Putin grants FSB power to demand telecom service suspensions
Russian President Vladimir Putin has signed into law amendments requiring telecommunications operators to suspend communication services upon the demand of the Federal Security Service (FSB), with the specific circumstances to be defined through regulatory acts issued by the head of state.
According to the Russian media, the provisions are included in amendments to the law “On Communications.” Under the new rules, telecom operators will not be held liable for network disruptions if services are halted following an official FSB demand.
The legislation obliges operators to disconnect communication services in a range of situations requested by the security service, although the exact list of such cases will be determined later through presidential regulatory acts.
During its initial reading in the State Duma, the draft law allowed service suspensions based on an FSB “request.” However, prior to the second reading, lawmakers tightened the wording, replacing “request” with the stronger and mandatory term “demand,” thereby reinforcing the binding nature of the measure.
The amendment further broadens the authorities’ already extensive powers over public communications.

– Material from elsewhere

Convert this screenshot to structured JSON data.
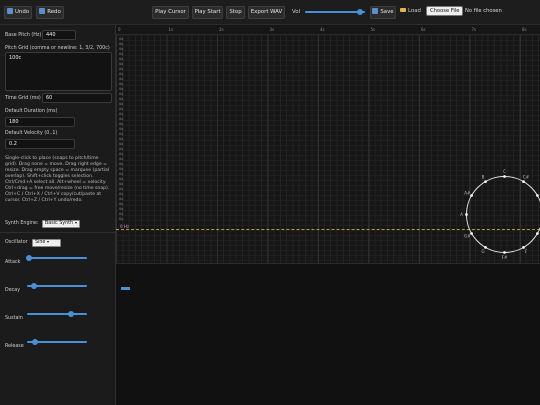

Earlier, Russia’s communications regulator Roskomnadzor announced that it had begun slowing the operation of Telegram and had intensified restrictions affecting other platforms, including YouTube, WhatsApp and several media services.
Experts note that communication shutdowns across Russia have occurred regularly since June last year, officially justified by authorities as responses to Ukrainian drone attacks. Analysts say the new provision may partly aim to shield mobile operators from legal responsibility for service interruptions, while simultaneously formalising and expanding state control over communications during emergency or unspecified situations.
The revised law explicitly states that operators must suspend services “upon receipt of demands from FSB bodies in cases established by regulatory legal acts of the President of the Russian Federation.” As a result, communications could be legally shut down even in the absence of a publicly declared security threat.